Zhu Huihui lo miró con furia, luego tragó saliva y dijo: "¿Qué tiene de especial este miserable pájaro? ¡Tu dibujo es terrible! ¡El hermano Liuyue lo puede ver a simple vista!"
"¿El hermano Liu Yue?" Yu Xiaoyao bajó la cabeza y reflexionó por un momento, luego volvió a preguntar: "¿Quién es él?"
"El hijo del actual príncipe Xin, el príncipe Zhu Liuyue, es conocido en el mundo de las artes marciales como 'Luna Brillante y Nubes Fluyentes'. Mayor Yu, ¿lo conoce?" Tras decir esto, Feng Xuese se puso de pie lentamente, hizo una profunda reverencia y dijo: "¡Gracias por su atención, mayor Yu!"
A Zhu Huihui ya no le importaba ajustar cuentas con Yu Xiaoyao. Dio un paso al frente, levantó la mano y la agitó frente a él, y dijo sorprendida: «Gran héroe, ¿puedes ver de nuevo?». Si hubiera sabido que beber su sangre mejoraría la vista del héroe, lo habría dejado probar antes.
Feng Xuese sonrió levemente: "¡No será tan rápido!"
Ahora, sus ojos ya no estaban completamente negros; podía distinguir vagamente figuras borrosas que se movían a su alrededor. Aunque aún no veía con claridad, ya era una grata sorpresa.
"¿Zhu Liuyue?" Yu Xiaoyao reflexionó un momento, luego finalmente negó con la cabeza y dijo: "¡No la conozco!"
Se giró para mirar al señor Chen y dijo en voz baja: "Mo Bai, ¡ven conmigo ahora! En cuanto a esta perra..." De repente, le dio una bofetada en la cabeza a la señora Wan.
Zhu Huihui se quedó atónita. No se imaginaba que, después de tanto tiempo, su madre aún no se hubiera olvidado de envenenar a la señora.

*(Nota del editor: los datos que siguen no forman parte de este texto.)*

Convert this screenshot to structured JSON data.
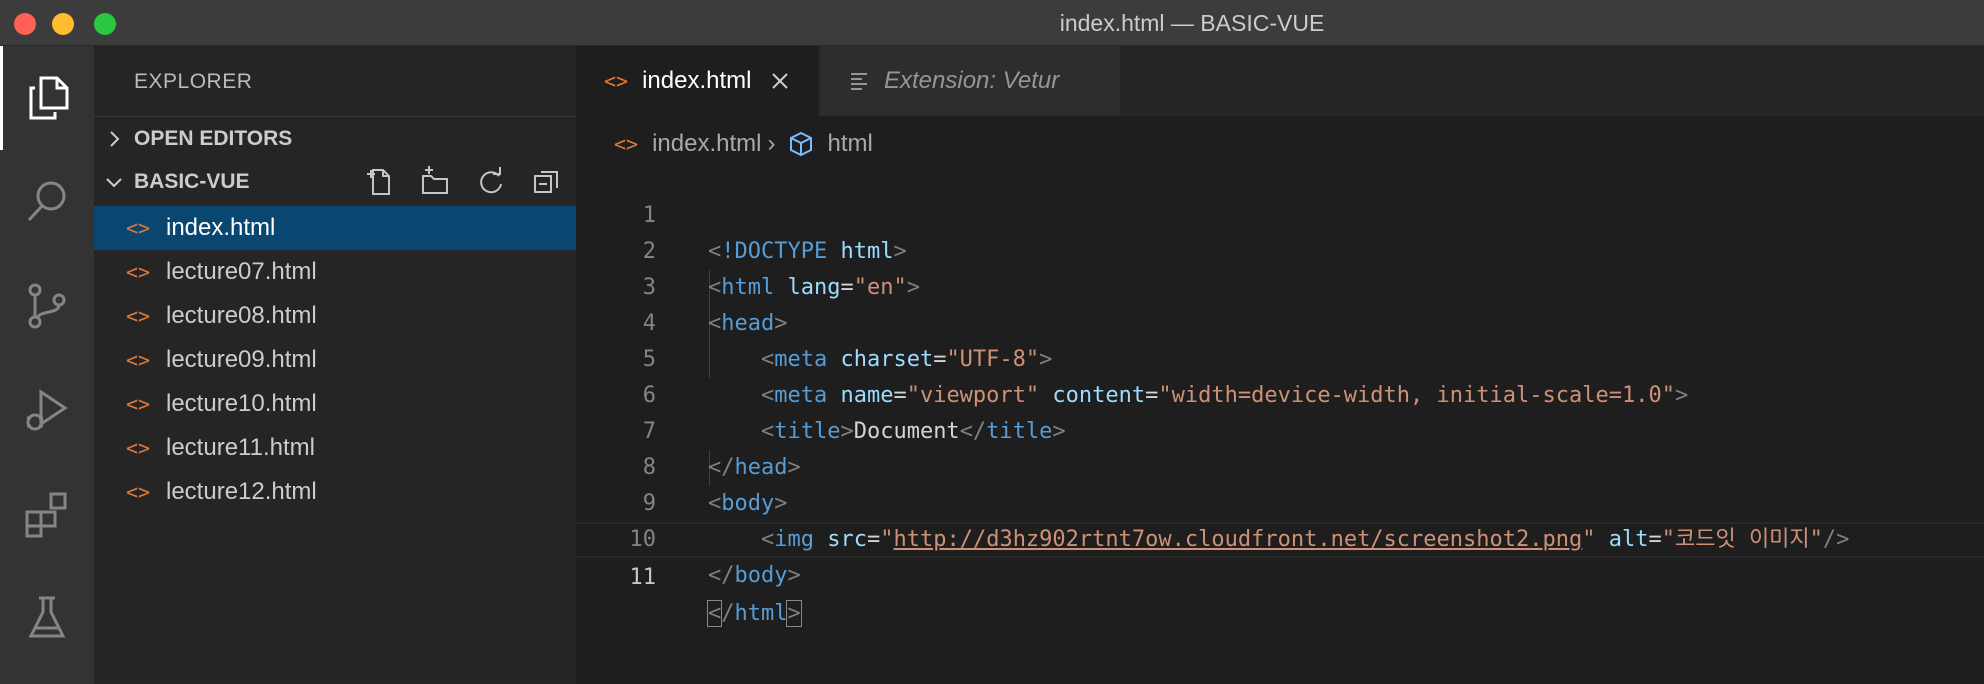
{
  "window": {
    "title": "index.html — BASIC-VUE"
  },
  "activity_bar": {
    "items": [
      {
        "icon": "files-icon",
        "active": true
      },
      {
        "icon": "search-icon",
        "active": false
      },
      {
        "icon": "source-control-icon",
        "active": false
      },
      {
        "icon": "run-debug-icon",
        "active": false
      },
      {
        "icon": "extensions-icon",
        "active": false
      },
      {
        "icon": "testing-flask-icon",
        "active": false
      }
    ]
  },
  "sidebar": {
    "title": "EXPLORER",
    "open_editors_label": "OPEN EDITORS",
    "folder_label": "BASIC-VUE",
    "files": [
      {
        "name": "index.html",
        "selected": true
      },
      {
        "name": "lecture07.html",
        "selected": false
      },
      {
        "name": "lecture08.html",
        "selected": false
      },
      {
        "name": "lecture09.html",
        "selected": false
      },
      {
        "name": "lecture10.html",
        "selected": false
      },
      {
        "name": "lecture11.html",
        "selected": false
      },
      {
        "name": "lecture12.html",
        "selected": false
      }
    ]
  },
  "editor": {
    "tabs": [
      {
        "label": "index.html",
        "active": true
      },
      {
        "label": "Extension: Vetur",
        "active": false
      }
    ],
    "breadcrumb": {
      "file": "index.html",
      "symbol": "html"
    },
    "line_numbers": [
      "1",
      "2",
      "3",
      "4",
      "5",
      "6",
      "7",
      "8",
      "9",
      "10",
      "11"
    ],
    "code": {
      "l1_doctype": "!DOCTYPE",
      "l1_html": "html",
      "html_tag": "html",
      "lang_attr": "lang",
      "lang_val": "\"en\"",
      "head_tag": "head",
      "meta_tag": "meta",
      "charset_attr": "charset",
      "charset_val": "\"UTF-8\"",
      "name_attr": "name",
      "name_val": "\"viewport\"",
      "content_attr": "content",
      "content_val": "\"width=device-width, initial-scale=1.0\"",
      "title_tag": "title",
      "title_text": "Document",
      "body_tag": "body",
      "img_tag": "img",
      "src_attr": "src",
      "src_val": "http://d3hz902rtnt7ow.cloudfront.net/screenshot2.png",
      "alt_attr": "alt",
      "alt_val": "\"코드잇 이미지\""
    }
  },
  "colors": {
    "accent_file_icon": "#e37933",
    "selection": "#094771",
    "tag": "#569cd6",
    "attribute": "#9cdcfe",
    "string": "#ce9178"
  }
}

Gritó y corrió a protegerla.
Un destello de luz apareció ante sus ojos, y una afilada espada larga se alzaba horizontalmente sobre la cabeza de la señora Wan. Si Yu Xiaoyao no se hubiera detenido a tiempo, su palma habría golpeado la hoja.
Feng Xuese sonrió y dijo: "¡Señor Yu, por favor perdóneme!". Hizo una reverencia y envainó su espada con gran respeto.
Yu Xiaoyao lo fulminó con la mirada. Este chico era joven y ciego, pero su espada era increíblemente rápida. En aquel entonces, Mo Bai era conocido como la "Espada Divina", pero incluso en su mejor momento, no era mejor que esto.
Se arrepintió profundamente. No debió haber dejado que esa tonta de Huihui la convenciera. ¡Antes de que el verdadero peligro desapareciera, había soltado al tigre!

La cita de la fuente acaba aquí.